Temelli, konuşmasını şöyle sürdürdü:

“Buna karşı başka bir dil ile, barışın dili ile ayrımcılığa toplumsal bölünmeye karşı çıkarak bunun karşısında bir kampanya var ettik, Türkiye’ye seçenek sunduk. Geleceğimizi demokrasi ve barış hattında şekillendirmeye çalıştık. Bu seçim döneminde, kampanya sürecinde ve halen devam eden süreçte Türkiye çok önemli derslere tanıklık etti. Bu dersi almak gerekir. Bu dersi özellikle iktidarın alması gerekir. İktidarın bu dersi almak, hatalarından geri adım atmak yerine geride bıraktığımız bir hafta içinde hatalarında ısrar ettiğini görüyoruz. Evet, bu konuda ısrar Türkiye’yi çok daha zor koşullara, çok daha içinden çıkılmaz koşullara sürükler. O yüzden de diyoruz ki bir an önce hukukun üstünlüğüne, yasalara uyulması gerekiyor. Bunun ilk adımı da meşru bir hak ve talep olan, yasalara ve hukuka uymayı davet eden mutlak tecridin son bulması olabilir. Bu, siyaset üstü bir konudur diye seçim sürecinde ısrarla vurguladık. Şimdi tam zamanıdır. Artık hiçbir insanımızın cezaevinde ya da açlık grevinde ölmesini istemiyoruz. Bu ölümleri durdurmak Adalet Bakanı’nın görevidir.
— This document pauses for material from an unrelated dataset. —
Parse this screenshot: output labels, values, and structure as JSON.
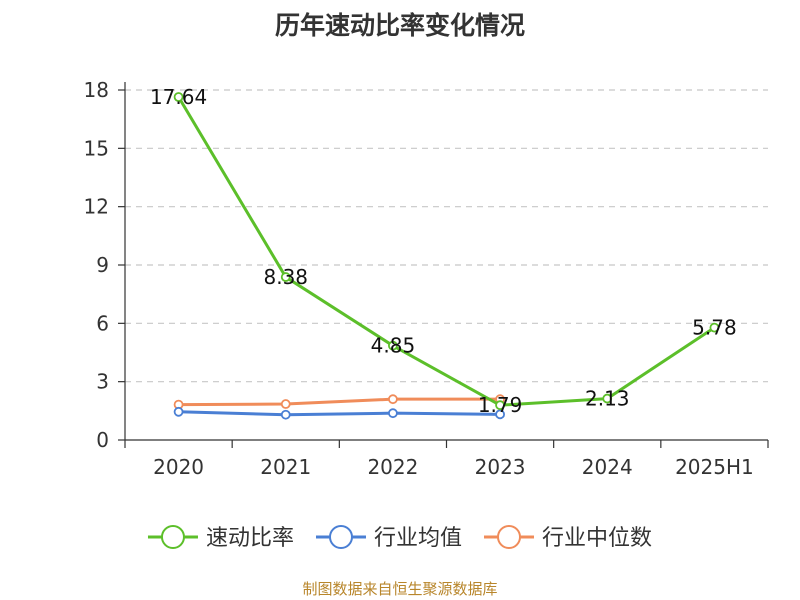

Bir an önce kendisini göreve davet ediyoruz.”

‘YSK GEREĞİNİ YAPMALIDIR’

Seçim sonuçlarından gerekli dersi çıkarması ve Türkiye’yi gerilim ortamından çıkarması gereken iktidarın gerilimi tırmandırmaya devam ettiğine dikkat çeken Temelli, “Anayasal kurumların üzerine düşeni yapması, yasalar ve Anayasa’nın gereğini yerine getirmesi gerekiyor” dedi.

İktidarın seçim sonuçlarına yaptığı itirazları değerlendiren Temelli, YSK’nın itirazları değerlendirirken de mazbataları da verirken de yasaların gereğini yerine getirmesi gerektiğini söyledi.

KÜRT HALKI SORUMLULUĞUNU YERİNE GETİRDİ

Konuşmasında HDP’nin izlediği seçim stratejisine de değinen Temelli, Kürt halkı sorumluluğunu hakkıyla yerine getirdi” dedi.

Temelli şöyle konuştu:

“Bu çerçevede yeniden ‘31 Mart neyi ifade ediyor’ dediğimizde; bu süreci ifade etmesi öncesinde önümüzdeki dönem için politik ve toplumsal mücadele sürecine dair önemli bir perspektif sunmaktadır. 31 Mart yerel seçimlerine giderken bir stratejimiz vardı. Uzun süre üzerinde çalıştığımız, tüm halkımızla oluşturduğumuz ve rızasını var ettiğimiz bir stratejimiz vardı ve bunu başarılı bir şekilde hayata geçirdik. Bu süreçte emeği geçen herkese, başta Kürt halkına teşekkür etmek gerekir. Altını çizerek söylemek lazım Kürt halkı bu stratejinin hayata geçirilmesinde de üzerine düşen sorumluluğu her yerde hakkıyla yerine getirilmiştir. Bu strateji demokratik bir sürecin başlangıcı açısından atılması gereken güçlü bir adımdı. Bir demokrasi içeriği oluştu. Bu ülkede hiç de alışıla gelmeyen insanlar oyuna, iradesine, geleceğine sahip çıkmaya çağırdı. Geçmiş seçimlerde sandıkları birkaç saat içinde terk edenler, bugün bir haftadır sandıklarını terk etmiyor. Bu demokratik bir süreç açısından umut var bir gelişmedir. Herkes hakkına sahip çıkma konusunda yeniden bir ittifakla buluşmuştur. Belki de en güçlü, en önemli ittifak budur. Bütün ayrıştırmacı saldırılara, nefret söylemlerine rağmen toplumun yan yana gelebilmiş olmasıdır. Bunu sağlayabilmiş olmanın gururunu yaşıyoruz.